Currently, employers only utilize E-Verify for new hires. An employer must reverify an employee’s authorization to work by updating Form I-9. In an effort to harmonize the I-9 and E-Verify processes, USCIS has proposed adding “reverification functionality” to E-Verify, to be utilized once Section 3 of Form I-9 has been completed and no later than three days after the expiration of the employee’s previous employment authorization. As with new hires, E-Verify would check government records and either issue an “Employment Authorized” result or TNC. However, the timing for the proposed E-Verify reverification process conflicts with the timing required for the I-9 reverification, which requires the reverification to occur prior to the expiration of their temporary employment authorization.

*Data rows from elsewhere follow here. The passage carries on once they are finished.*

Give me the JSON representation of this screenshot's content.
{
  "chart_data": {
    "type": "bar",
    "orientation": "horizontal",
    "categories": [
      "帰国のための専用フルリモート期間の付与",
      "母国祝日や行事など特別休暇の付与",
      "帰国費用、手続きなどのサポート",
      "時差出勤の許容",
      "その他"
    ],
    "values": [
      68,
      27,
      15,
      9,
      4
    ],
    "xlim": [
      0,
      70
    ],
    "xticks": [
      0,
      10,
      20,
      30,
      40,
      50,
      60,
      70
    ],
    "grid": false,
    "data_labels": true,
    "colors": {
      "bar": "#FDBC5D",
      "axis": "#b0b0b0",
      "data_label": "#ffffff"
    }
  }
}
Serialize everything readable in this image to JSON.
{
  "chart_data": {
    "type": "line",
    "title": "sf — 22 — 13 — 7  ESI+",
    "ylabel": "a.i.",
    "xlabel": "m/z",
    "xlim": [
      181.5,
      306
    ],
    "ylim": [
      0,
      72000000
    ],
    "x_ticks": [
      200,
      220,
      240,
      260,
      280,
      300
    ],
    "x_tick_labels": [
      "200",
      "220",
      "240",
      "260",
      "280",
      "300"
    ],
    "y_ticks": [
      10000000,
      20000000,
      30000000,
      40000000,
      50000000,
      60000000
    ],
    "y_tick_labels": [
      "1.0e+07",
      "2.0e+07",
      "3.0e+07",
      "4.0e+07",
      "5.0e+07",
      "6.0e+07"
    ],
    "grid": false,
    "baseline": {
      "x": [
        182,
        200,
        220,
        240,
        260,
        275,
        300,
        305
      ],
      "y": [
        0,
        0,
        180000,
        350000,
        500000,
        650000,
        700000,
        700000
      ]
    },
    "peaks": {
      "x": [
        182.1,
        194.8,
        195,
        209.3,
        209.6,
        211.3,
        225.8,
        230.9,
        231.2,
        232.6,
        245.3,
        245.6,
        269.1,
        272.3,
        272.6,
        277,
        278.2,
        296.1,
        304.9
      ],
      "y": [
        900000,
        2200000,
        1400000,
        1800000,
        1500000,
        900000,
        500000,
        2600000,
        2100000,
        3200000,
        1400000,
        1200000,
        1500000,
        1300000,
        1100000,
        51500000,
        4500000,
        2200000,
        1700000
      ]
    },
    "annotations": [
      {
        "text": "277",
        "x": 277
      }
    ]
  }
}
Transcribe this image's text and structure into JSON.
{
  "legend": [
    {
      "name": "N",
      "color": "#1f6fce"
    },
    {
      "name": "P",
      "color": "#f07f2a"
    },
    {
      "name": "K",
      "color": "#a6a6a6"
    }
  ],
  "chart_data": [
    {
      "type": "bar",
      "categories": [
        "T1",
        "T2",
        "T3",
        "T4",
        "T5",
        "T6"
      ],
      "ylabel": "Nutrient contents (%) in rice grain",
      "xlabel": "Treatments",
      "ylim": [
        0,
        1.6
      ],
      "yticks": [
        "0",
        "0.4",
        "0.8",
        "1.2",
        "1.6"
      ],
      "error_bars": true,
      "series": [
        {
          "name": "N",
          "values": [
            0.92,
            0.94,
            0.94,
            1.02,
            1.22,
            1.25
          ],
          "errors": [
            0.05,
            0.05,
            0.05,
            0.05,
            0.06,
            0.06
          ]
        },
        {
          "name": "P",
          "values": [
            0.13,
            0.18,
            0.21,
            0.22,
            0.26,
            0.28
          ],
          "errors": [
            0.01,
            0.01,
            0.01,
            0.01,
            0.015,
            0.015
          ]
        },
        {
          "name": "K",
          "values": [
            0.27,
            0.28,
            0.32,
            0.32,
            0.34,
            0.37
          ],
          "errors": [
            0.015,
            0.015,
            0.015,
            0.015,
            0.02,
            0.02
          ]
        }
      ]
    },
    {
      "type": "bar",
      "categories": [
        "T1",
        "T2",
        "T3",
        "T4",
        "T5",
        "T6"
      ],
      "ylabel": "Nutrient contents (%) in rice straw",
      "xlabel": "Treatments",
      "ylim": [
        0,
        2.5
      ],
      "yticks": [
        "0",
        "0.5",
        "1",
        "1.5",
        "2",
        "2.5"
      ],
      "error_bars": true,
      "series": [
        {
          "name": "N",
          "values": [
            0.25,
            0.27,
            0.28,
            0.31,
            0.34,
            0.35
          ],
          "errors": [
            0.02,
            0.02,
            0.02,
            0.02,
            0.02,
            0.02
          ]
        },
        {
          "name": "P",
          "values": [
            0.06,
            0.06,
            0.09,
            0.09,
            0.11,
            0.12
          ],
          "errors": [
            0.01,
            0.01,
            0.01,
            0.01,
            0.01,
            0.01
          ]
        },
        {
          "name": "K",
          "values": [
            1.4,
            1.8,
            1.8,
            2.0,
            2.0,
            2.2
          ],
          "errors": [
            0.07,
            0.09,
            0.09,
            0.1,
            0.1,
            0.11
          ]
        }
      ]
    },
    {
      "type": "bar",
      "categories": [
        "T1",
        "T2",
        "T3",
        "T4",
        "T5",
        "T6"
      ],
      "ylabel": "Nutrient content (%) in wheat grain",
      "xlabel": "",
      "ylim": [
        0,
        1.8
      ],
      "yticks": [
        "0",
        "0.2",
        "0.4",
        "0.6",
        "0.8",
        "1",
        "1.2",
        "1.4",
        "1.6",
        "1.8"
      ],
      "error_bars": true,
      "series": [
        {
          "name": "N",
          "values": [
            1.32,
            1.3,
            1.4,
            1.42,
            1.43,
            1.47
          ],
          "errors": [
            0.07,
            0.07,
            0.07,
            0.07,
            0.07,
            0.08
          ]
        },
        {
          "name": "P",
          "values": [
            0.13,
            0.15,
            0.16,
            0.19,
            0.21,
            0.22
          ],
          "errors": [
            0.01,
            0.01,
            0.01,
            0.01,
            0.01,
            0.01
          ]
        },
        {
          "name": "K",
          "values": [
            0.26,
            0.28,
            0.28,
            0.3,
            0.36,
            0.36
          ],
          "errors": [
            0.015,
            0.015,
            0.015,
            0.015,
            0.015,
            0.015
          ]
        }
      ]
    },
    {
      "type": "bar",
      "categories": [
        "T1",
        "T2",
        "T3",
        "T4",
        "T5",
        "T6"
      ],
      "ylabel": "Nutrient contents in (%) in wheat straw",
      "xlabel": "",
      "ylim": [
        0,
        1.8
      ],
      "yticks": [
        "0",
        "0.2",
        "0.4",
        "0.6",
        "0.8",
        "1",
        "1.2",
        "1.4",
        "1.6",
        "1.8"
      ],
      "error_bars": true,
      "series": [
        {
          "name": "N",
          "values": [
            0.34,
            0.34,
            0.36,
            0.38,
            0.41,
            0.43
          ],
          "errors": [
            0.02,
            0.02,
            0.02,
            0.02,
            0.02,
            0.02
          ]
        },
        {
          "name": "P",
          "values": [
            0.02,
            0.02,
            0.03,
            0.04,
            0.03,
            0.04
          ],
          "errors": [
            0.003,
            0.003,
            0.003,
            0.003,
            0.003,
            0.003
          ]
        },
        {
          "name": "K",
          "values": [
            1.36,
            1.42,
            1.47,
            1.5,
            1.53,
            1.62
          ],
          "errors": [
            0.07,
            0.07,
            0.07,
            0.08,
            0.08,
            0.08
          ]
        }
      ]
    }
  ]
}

According to USCIS’ updated Supporting Statement, employers would have the option of reverifying in E-Verify (1) only employees hired after their enrollment in the system or (2) all employees that require reverification. Employers would make their selection after being prompted by E-Verify. Regardless of the selection made, employers would still need to comply with Form I-9 obligations regarding reverification of all employees requiring reverification.

Streamlined TNC Processes

As E-Verify is a tool for employers to verify the employment authorization of their employees, the employer has been the principal recipient of E-Verify communications. As a result, employees have been reliant on employers to relay important information to them. Recognizing that this could detrimentally impact employees that are not updated by their employers, especially in the context of TNCs, USCIS proposes communicating with employees via email. However, to gain this benefit, employees would need to provide an email address on Form I-9 and, then, employers must enter it into E-Verify.

Per USCIS, it is considering adding the following potential email communications:

  • Notification from E-Verify – TNC: To be sent to notify an employee that a TNC case result has been returned by E-Verify, and that the employee should contact their employer for more information.
  • Reminder from E-Verify: To be sent four days after a TNC is referred to the employer if the employee has not contacted DHS or SSA. The message reminds the employee of the eight Federal Government workday timeline to initiate TNC resolution and provides instructions for contacting DHS or SSA.
  • Courtesy Reminder from E-Verify – Update Records with SSA: To be sent when DHS confirms employment authorization for a recently naturalized citizen, but also finds that SSA records need to be updated to reflect the employee’s naturalized status.

If employers are interested in learning more about the proposed changes and/or submitting comments about the impact these changes would have on their operations, they should visit the website of the Federal Register.

Changes to ESTA eligibility questions

On June 17, 2016, U.S. Customs and Border Protection (CBP) announced that it added the following to the Electronic System for Travel Authorization (ESTA) application:

  • Have you traveled to, or been present in, Iraq, Syria, Iran, Sudan, Libya, Somalia, or Yemen on or after March 1, 2011?
  • CBP Global Entry program number, if applicable.

If an individual is a national of a Visa Waiver Program (VWP) country, he/she may submit an ESTA application and, if it is approved, may then enter the U.S. for a period of up to 90 days as a tourist or business visitor without a visa.

Initially under the Visa Waiver Program Improvement and Terrorist Travel Prevention Act of 2015, nationals of VWP countries who had been present in Iran, Iraq, Sudan, or Syria after March 1, 2011 were not eligible, absent a waiver, to enter the U.S. under the VWP. On February 18, 2016, the Department of Homeland Security added Libya, Somalia and Yemen to the list of “countries of concern.” To screen for such individuals, the ESTA application has been revised.

Employer required to pay back wages to H-1B following its failure to participate in OALJ proceedings

On June 14, 2016, the United States Department of Labor, Office of Administrative Law Judges (OALJ) required an employer to pay $15,067.20 in back wages to an H-1B employee, after the employer failed to participate in the hearing. While the employer objected to the DOL Wage and Hour Division’s determination and requested a hearing before the OALJ, it subsequently failed to produce initial disclosures, participate in an initial conference, and appear at a prehearing conference. As a result, the OALJ issued a final determination holding the employer violated the Immigration and Nationality Act and, thereby, was required to pay the back wages assessed in the DOL Wage and Hour Division’s determination.